Tra il centro e la periferia della socialità
di Alessia Bellanca
In origine, l’uno non nasce in contrapposizione all’altra, né tanto meno coesistono.
Quando l’essere umano ha posto la matematica al servizio della propria curiosità, fondendo ad essa l’interesse per la composizione artistica, ecco che si genera l’urbanistica così concettualmente strutturata, alla quale si aggiunge una consistente componente di discrezionalità sociale.
La vivibilità degli spazi centro e periferia, non a caso, è data proprio dai nuclei sociali interni, soggetta a criteri non del tutto arbitrari, ma che contribuiscono alla creazione, nell’immaginario collettivo, di una conseguente idea di bene/male.
In genere, si definisce il centro come il posto desiderabile di un luogo cittadino, quello attorno a cui si sviluppa una realtà fatta non soltanto della quotidianità della società, ma che è anche fulcro dell’aspetto decisionale di ciò che quel posto è chiamato ad essere.

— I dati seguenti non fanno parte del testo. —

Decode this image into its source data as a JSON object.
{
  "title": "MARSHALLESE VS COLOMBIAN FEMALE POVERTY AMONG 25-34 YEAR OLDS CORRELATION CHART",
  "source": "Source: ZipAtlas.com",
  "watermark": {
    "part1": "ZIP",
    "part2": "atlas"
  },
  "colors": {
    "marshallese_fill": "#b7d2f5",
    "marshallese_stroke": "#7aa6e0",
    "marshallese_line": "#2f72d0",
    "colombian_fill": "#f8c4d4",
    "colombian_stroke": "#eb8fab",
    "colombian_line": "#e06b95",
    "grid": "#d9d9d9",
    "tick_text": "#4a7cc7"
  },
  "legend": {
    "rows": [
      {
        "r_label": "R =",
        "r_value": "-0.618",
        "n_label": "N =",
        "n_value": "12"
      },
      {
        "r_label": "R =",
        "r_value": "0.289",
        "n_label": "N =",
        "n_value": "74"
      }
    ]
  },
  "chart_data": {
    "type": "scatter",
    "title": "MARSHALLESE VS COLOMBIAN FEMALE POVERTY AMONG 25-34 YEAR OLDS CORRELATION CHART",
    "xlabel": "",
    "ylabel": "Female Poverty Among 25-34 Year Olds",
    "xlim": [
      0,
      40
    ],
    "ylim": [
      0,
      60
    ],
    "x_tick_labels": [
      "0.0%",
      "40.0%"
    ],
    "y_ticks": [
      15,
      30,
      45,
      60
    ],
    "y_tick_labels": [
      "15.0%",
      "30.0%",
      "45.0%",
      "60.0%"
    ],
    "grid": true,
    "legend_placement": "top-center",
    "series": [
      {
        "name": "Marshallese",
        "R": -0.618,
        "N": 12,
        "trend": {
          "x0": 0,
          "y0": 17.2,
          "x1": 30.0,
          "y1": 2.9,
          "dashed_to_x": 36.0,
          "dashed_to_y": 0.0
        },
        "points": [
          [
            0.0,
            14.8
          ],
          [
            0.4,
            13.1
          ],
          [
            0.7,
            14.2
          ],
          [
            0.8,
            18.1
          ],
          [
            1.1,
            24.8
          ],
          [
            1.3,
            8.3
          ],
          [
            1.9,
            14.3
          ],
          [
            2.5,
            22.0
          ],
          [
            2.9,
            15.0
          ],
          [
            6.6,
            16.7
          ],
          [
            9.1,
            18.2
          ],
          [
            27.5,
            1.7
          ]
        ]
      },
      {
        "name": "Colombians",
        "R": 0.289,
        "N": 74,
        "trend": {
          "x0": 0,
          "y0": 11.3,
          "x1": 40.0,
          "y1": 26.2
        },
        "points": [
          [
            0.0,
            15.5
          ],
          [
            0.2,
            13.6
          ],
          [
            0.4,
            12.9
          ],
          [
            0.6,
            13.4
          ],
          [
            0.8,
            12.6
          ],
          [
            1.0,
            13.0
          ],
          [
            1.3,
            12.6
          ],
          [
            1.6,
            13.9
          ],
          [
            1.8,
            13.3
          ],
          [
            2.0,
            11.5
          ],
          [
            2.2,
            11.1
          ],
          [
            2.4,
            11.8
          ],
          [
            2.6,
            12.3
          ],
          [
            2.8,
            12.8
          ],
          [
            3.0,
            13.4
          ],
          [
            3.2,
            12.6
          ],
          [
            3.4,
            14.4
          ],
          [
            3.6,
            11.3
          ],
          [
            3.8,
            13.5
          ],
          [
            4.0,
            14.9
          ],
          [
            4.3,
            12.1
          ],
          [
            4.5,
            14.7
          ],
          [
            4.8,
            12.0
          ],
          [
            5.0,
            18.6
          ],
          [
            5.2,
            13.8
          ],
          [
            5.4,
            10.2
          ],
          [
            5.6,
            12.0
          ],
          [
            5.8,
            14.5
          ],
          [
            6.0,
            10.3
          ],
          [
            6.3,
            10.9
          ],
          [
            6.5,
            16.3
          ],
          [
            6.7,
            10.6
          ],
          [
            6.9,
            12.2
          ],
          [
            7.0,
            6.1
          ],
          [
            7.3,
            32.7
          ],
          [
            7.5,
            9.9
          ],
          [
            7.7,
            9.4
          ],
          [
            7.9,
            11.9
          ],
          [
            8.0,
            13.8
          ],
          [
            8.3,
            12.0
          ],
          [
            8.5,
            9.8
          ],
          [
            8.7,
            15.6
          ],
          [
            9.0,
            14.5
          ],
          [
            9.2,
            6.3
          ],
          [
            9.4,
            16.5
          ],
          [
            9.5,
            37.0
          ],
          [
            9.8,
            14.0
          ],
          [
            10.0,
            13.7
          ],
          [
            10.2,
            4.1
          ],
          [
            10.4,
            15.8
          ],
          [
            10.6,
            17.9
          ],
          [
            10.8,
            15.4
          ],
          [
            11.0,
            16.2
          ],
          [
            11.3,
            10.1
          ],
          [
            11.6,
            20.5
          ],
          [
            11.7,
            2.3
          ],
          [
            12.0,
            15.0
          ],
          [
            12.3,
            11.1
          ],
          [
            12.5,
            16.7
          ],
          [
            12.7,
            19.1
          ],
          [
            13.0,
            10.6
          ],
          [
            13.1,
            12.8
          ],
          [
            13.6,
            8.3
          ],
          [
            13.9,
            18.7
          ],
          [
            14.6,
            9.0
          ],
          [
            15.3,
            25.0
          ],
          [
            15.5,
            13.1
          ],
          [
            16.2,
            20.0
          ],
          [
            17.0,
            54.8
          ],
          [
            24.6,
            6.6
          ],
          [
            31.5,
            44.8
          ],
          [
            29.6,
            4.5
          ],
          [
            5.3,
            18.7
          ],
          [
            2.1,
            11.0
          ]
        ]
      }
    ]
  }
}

Per approfondire l’aspetto di desiderabilità si potrebbe ricorrere alle più diverse discipline, dalla sociolinguistica alla semiotica, ma ecco alcuni esempi concreti:
La città di Palermo ha uno dei centro città più controversi socialmente, economicamente e artisticamente parlando. Ad oggi, si contraddistingue per essere una meta turistica di spessore, con le sue facciate normanne, le influenze gotiche e barocche, ma non più di 40 anni fa, essere parte del centro della Città significava essere parte di quella fascia socialmente rigettata, che trovava in quartieri ad oggi iconici come Ballarò e la Vucciria, i propri ghetti.
Nodo cruciale della contrapposizione centro/periferia è data dalla già citata discrezionalità sociale.
In determinati contesti, la percezione della periferia rispetto al centro risulta una posizione privilegiata, se non addirittura ambita, sfociando in una paradossale sinestesia verbale quale è l’espressione “bella periferia”. Un posto dove accade che la disuguaglianza si accentui qualora, a parità di condizione, la forma subentra alla sostanza in modo quasi assoluto, tanto da renderne necessaria la dissacrazione (fig. 1).
Laddove un ghetto è tale perché chi lo abita è marginalizzato e vive in una condizione di disagio atipico rispetto alla media, dall’altro lato troviamo il “quartiere residenziale”, che altro non è che marginalizzazione, volontaria, di una porzione di società che vive in una condizione di agio atipico rispetto alla media, ma che in fin dei conti, sul piano macroscopico, di periferia trattasi.
È la luce in cui ogni elemento è posto, a porre una chiave di lettura utile per l’interpretazione della contrapposizione. Per anni il tema dell’illuminazione dei luoghi cittadini è stato lasciato in sordina, favorendo una (più che lecita) messa in risalto delle opere meritevoli e memorabili, a discapito di quegli spazi, spesso periferie ghettizzate, che sono oggetto del vizioso circolo della “messa in ombra”, letterale e morale. Un’illuminazione non solo di carattere celebrativo/simbolico, ma anche e soprattutto ordinario. Solo con il recente tema della riqualificazione/rigenerazione urbana l’attenzione alla dignità delle periferie, quanto dei centri, assume maggior rilievo, portando alla luce spazi e luoghi vittime di una gentrificazione che ha colpito prima la dimensione urbana, poi la dimensione umana.
È infatti inscindibile la componente sociale, che essa rappresenti rabbia, privilegio o ingiustizia, dalla dicotomia centro/periferia. Uno scontro esistenziale in cui l’uno non può determinarsi in assenza dell’altro.
- Giorgio Parisi, In questo mondo diamo i numeri su «La Stampa», pp. 30 – 31, 19, dicembre 2022.